Fegfeuer

[378] Fegfeuer (Reinigungsfeuer, lat. Ignis purgatorius, Purgatorium), nach der römisch-katholischen Kirchenlehre ein Zwischenort, nach der gewöhnlichen Vorstellung im Innern der Erde, bei Dante auf der jenseitigen Erdhälfte gelegen, wo nach dem Tode die von Erlaßsünden noch nicht ganz gereinigten Gläubigen nachholen müssen, was sie auf Erden an Büßungen und Genugtuungen versäumten, um schließlich in den Himmel aufzusteigen. Die Vorstellung selbst ist altparsisch, findet sich aber auch im Orphismus (s. Orpheus) und Platonismus und wurde von den alexandrinischen Kirchenlehrern Clemens und Origenes in den Kreis der christlichen Eschatologie (s.d.) hereingezogen. Aber erst Augustin hat die Lehre von einem sinnlich peinigenden F. vorgetragen und mit 1. Kor. 3,15 zu begründen gesucht. Die Beziehung auf das Meßopfer hat Gregor d.
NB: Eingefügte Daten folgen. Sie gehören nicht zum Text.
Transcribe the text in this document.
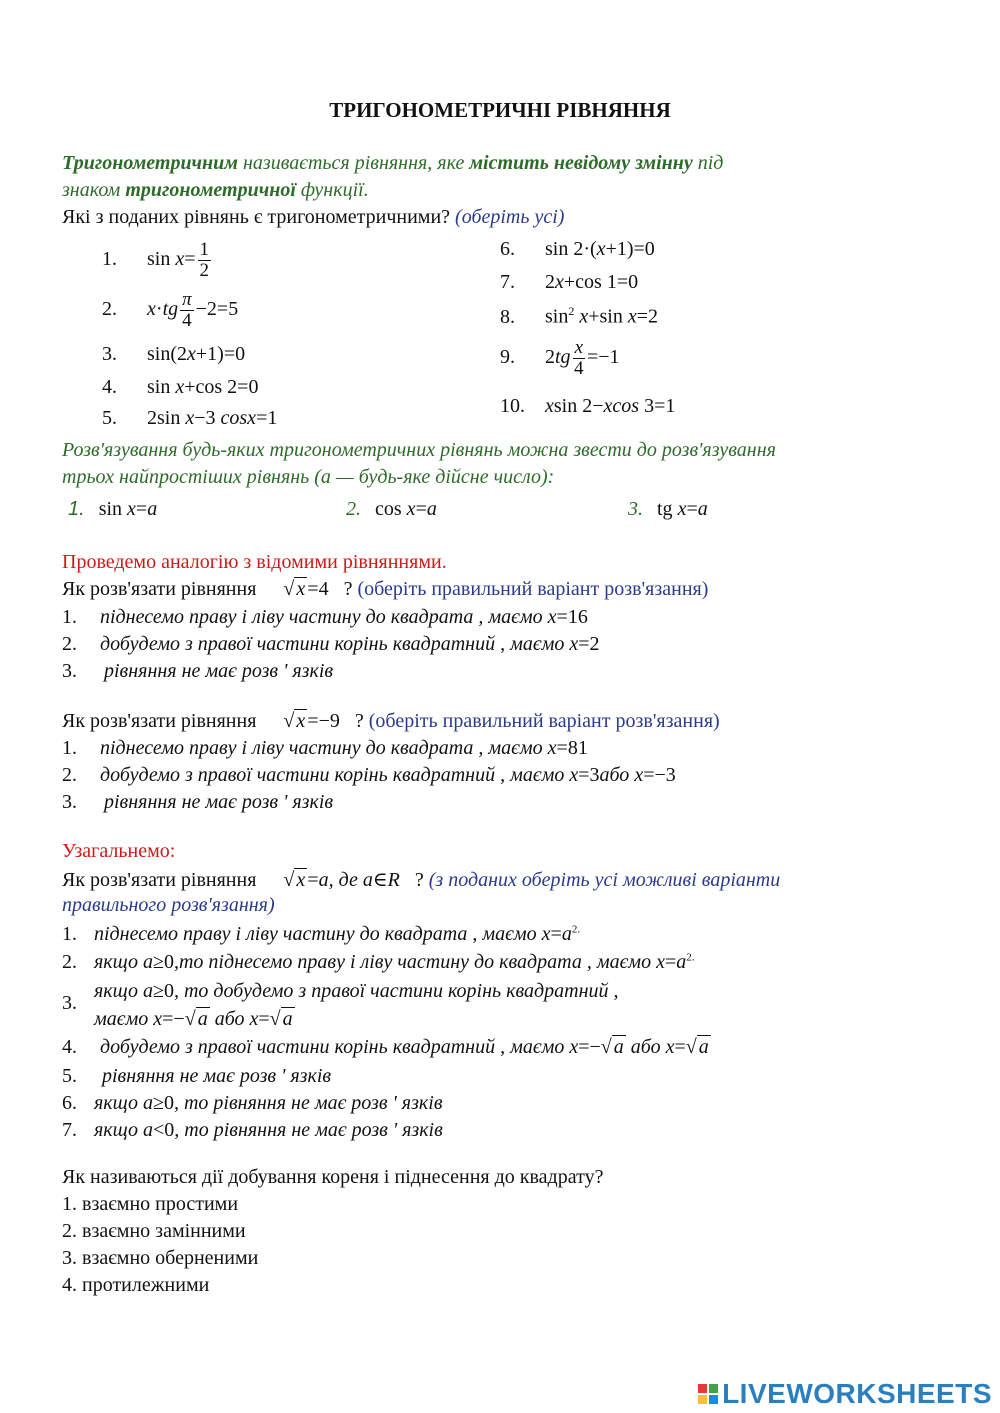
ТРИГОНОМЕТРИЧНІ РІВНЯННЯ
Тригонометричним називається рівняння, яке містить невідому змінну під
знаком тригонометричної функції.
Які з поданих рівнянь є тригонометричними? (оберіть усі)
1. $\sin x= \frac{1}{2}$
2. $x\cdot tg \frac{\pi}{4} -2=5$
3. sin(2x+1)=0
4. sin x+cos 2=0
5. 2sin x−3 cosx=1
6. sin 2·(x+1)=0
7. 2x+cos 1=0
8. $\sin^2 x+\sin$ x=2
9. $2tg \frac{x}{4} =-1$
10. xsin 2−xcos 3=1
Розв'язування будь-яких тригонометричних рівнянь можна звести до розв'язування
трьох найпростіших рівнянь (а — будь-яке дійсне число):
1. sin x=a	2. cos x=a	3. tg x=a
Проведемо аналогію з відомими рівняннями.
Як розв'язати рівняння √ x =4 ? (оберіть правильний варіант розв'язання)
1. піднесемо праву і ліву частину до квадрата , маємо x=16
2. добудемо з правої частини корінь квадратний , маємо x=2
3. рівняння не має розв ' язків
Як розв'язати рівняння √ x =−9 ? (оберіть правильний варіант розв'язання)
1. піднесемо праву і ліву частину до квадрата , маємо x=81
2. добудемо з правої частини корінь квадратний , маємо x=3або x=−3
3. рівняння не має розв ' язків
Узагальнемо:
Як розв'язати рівняння √ x =a, де a∈R ? (з поданих оберіть усі можливі варіанти
правильного розв'язання)
1. піднесемо праву і ліву частину до квадрата , маємо $x=a^{2.}$
2. якщо a≥0,то піднесемо праву і ліву частину до квадрата , маємо $x=a^{2.}$
3.
якщо a≥0, то добудемо з правої частини корінь квадратний ,
маємо x=−√ a або x=√ a
4. добудемо з правої частини корінь квадратний , маємо x=−√ a або x=√ a
5. рівняння не має розв ' язків
6. якщо a≥0, то рівняння не має розв ' язків
7. якщо a<0, то рівняння не має розв ' язків
Як називаються дії добування кореня і піднесення до квадрату?
1. взаємно простими
2. взаємно замінними
3. взаємно оберненими
4. протилежними
LIVEWORKSHEETS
Gr. nachgetragen, und seither ist das F. ein die abendländische Kirche charakterisierender, auf dem Konzil von Florenz zum Dogma erhobener Glaubensartikel geblieben Wer mit Todsünden belastet stirbt, geht in die Hölle, wogegen läßliche Sünden, wie Schwatzhaftigkeit, Lachsucht, schlechte Haushaltung etc., im F. abgebüßt werden. Nach Analogie antiker Totenopfer (2. Makk. 12,40f.) reichen Einwirkungen der heilsmittlerischen Kirche aus dem Diesseits durch Fürbitten, gute Werke, sonderlich aber durch das Meßopfer in das F. hinein. Die Kirche kann den im F. Leidenden also zu Hilfe kommen, welcher Gedanke dem Allerseelenfest zugrunde liegt. Die griechische Kirche hat die Vorstellung vom F. abgelehnt, nicht weil sich eine fürbittende Tätigkeit der Kirche für die Verstorbenen daran knüpfte, was vielmehr gutgeheißen wird, sondern weil sie reinigende Büßungen und Leistungen der Seelen auf das Jenseits überträgt, während der Zeitraum werktätiger Besserung mit diesem Leben abschließt. Die Reformatoren verwarfen die Lehre schon um ihres Zusammenhanges mit den Lehren von der Messe, dem Ablaß und der Verdienstlichkeit guter Werke willen. Vgl. Anrich, Clemens und Origenes als Begründer der Lehre vom F. (Tübing. 1902).

Quelle:
Meyers Großes Konversations-Lexikon, Band 6. Leipzig 1906, S. 378.